Pendant les Trente Glorieuses, on parlait d’expansion. Le magazine économique de référence créé en 1967 par Servan-Schreiber et Boissonnat s’appelait « L’Expansion » avec un E majuscule, il y avait des Comités d’Expansion dans chaque département pour contribuer au développement local. Le polystyrène « expansé » envahissait les emballages de nos cadeaux ! Le mot fait désormais désuet sauf peut-être pour les nostalgiques des années 60 (ils semblent se multiplier ces derniers temps !). Il est surtout beaucoup trop explicite. Le terme d’expansion a en effet été largement utilisé pour parler des conquêtes territoriales (expansion coloniale). Pas facile dans d’être un zélateur de l’expansion quand on voit assez crûment qu’elle se produit aux dépends des autres. On comprend qu’on ait progressivement préféré ne plus l’employer. Je n’ai pas réussi à trouver de travaux de sémiologie sur les circonstances qui ont conduit à privilégier le terme de croissance. Pour moi, ce serait dans les années 70, au moment où le développement commençait à faire l’objet de critiques (cf. le fameux rapport du Club de Rome) et où l’on essayait en même temps de le maintenir à tout prix pour sortir des crises qui se succédaient depuis celle du pétrole en 73. L’expansion était trop guerrière, trop sûre d’elle pour convenir à une époque où le développement sans limite semblait à la fois hors de portée et contestable. Et si le mot croissance, plus directement lié au fonctionnement de la nature, avait supplanté l’usage du mot expansion justement pour son caractère innocent, incontestable ? Il n’est pas très naturel de s’opposer à la croissance, les promoteurs de la décroissance en savent quelque chose ! En réalité on a gardé la logique expansionniste sans le mot et on a adopté le mot croissance sans retenir sa limitation propre au vivant. Une forme d’entourloupe sémantique qui a sans doute contribué à maintenir un modèle économique au-delà des alertes qui se multipliaient. Les mots, nous le savons tous, ne sont pas innocents.
Bruno Latour, dans l’entretien qu’il vient d’accorder au Monde propose celui de prospérité même s’il se permet de défendre la croissance.
« Croître », mais c’est un mot magnifique, c’est le terme même de tout ce qui est engendré, c’est le sens de la vie même ! Rien ne me fera associer « décroissance » avec un quelconque progrès dans la qualité de vie.
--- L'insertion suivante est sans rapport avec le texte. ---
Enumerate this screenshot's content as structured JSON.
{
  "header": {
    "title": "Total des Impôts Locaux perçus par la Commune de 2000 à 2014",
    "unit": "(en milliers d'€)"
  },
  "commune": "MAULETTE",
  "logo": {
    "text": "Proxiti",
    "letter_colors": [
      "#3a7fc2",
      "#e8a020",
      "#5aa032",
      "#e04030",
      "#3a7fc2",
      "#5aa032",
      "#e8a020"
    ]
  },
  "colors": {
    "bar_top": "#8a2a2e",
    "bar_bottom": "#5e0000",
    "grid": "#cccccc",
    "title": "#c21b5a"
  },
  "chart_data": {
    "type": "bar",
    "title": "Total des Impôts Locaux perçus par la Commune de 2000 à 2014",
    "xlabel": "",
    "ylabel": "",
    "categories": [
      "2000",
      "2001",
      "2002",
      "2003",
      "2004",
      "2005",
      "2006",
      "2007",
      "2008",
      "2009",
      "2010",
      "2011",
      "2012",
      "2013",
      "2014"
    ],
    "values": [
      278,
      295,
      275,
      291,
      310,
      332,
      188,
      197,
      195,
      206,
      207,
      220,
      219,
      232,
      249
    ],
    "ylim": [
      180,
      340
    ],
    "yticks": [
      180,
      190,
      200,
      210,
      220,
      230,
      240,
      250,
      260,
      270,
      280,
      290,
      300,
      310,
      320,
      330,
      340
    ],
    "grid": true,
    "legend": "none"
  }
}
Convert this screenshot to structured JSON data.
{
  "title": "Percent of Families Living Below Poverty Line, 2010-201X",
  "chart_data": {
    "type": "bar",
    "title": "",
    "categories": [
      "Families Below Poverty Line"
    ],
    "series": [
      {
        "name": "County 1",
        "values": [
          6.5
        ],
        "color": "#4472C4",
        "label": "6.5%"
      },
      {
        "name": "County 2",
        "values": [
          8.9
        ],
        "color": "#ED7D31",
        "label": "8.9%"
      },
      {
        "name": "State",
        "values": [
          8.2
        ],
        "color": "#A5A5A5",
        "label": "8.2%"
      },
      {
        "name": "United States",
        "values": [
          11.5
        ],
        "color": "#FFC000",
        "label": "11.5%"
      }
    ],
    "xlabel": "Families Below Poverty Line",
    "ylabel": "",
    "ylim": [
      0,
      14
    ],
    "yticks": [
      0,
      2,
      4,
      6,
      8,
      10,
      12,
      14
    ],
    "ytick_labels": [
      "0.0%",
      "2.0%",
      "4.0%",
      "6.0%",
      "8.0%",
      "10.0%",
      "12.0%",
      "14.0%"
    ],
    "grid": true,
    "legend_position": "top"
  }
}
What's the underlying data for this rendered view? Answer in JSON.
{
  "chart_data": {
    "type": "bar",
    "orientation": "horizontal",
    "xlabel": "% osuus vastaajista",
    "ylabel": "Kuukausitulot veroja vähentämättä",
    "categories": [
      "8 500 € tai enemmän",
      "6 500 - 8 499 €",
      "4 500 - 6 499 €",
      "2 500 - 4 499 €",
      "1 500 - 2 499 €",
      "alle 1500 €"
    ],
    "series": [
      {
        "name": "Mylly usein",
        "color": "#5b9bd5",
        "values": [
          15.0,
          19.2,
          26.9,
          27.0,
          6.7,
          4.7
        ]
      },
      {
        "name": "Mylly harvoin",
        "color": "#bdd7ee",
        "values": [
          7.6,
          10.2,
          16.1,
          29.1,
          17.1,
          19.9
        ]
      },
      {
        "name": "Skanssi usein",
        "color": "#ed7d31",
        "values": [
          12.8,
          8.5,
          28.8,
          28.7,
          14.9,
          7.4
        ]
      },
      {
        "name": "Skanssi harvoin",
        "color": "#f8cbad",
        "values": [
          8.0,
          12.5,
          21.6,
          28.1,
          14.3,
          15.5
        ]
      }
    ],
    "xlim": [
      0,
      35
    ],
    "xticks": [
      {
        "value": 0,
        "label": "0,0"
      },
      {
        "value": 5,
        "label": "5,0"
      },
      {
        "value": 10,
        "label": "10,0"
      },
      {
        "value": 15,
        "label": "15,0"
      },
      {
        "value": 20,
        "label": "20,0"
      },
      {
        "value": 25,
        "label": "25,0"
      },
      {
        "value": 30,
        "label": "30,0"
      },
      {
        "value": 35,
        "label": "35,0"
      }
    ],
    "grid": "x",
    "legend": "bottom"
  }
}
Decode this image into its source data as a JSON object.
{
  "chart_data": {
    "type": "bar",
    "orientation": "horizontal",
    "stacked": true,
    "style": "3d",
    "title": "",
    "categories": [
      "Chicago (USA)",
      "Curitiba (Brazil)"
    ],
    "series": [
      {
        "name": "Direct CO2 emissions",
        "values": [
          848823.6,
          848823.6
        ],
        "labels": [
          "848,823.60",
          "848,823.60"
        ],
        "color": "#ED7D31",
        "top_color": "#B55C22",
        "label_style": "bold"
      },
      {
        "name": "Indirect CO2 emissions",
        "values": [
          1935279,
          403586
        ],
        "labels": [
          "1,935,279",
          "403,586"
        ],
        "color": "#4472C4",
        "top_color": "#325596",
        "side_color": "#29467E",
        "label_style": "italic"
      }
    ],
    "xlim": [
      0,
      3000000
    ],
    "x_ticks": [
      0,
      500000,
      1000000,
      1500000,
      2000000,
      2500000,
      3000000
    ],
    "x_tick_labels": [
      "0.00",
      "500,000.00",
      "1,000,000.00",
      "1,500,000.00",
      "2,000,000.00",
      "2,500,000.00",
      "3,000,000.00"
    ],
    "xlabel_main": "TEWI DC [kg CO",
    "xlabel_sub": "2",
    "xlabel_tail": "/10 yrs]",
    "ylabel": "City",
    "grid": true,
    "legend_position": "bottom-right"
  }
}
Je comprends ce que veulent dire tous ces gens formidables qui s’emparent du terme, mais je crois que viser la « prospérité » est quand même préférable. Or prospérer, c’est justement ce que l’obsession pour la production destructrice rend impossible pour la plupart des gens.
Prospérer est en effet un beau mot, un peu oublié, mais qu’on pourrait remettre en avant. Son étymologie (pro et esperare) est assez claire : la prospérité est ce qui répond aux espérances. La prospérité a un rapport subtil avec le bonheur. La richesse qu’elle évoque n’est en rien ostentatoire, elle est avant tout un art de vivre. Pas besoin d’accumuler pour être prospère. On peut viser la prospérité tout en sortant de la course à la croissance économique qui nous condamne à une frénésie consommatrice épuisante tout autant pour les ressources naturelles que pour nous-mêmes.
Merci Hervé pour ce mot.
Pour rebondir, j’invite à lire ou relire le dernier livre d’Emanuele Cocci – Philosophie de la maison, l’espace domestique et le bonheur. Voici une courte phrase extraite de sa conclusion (p. 192) : « Penser ne signifie plus représenter et projeter une forme abstraite du monde sur la matière, mais en synthétiser une nouvelle, changer matériellement le monde. La plus petite transformation est alors elle même un acte de pensée, une idée »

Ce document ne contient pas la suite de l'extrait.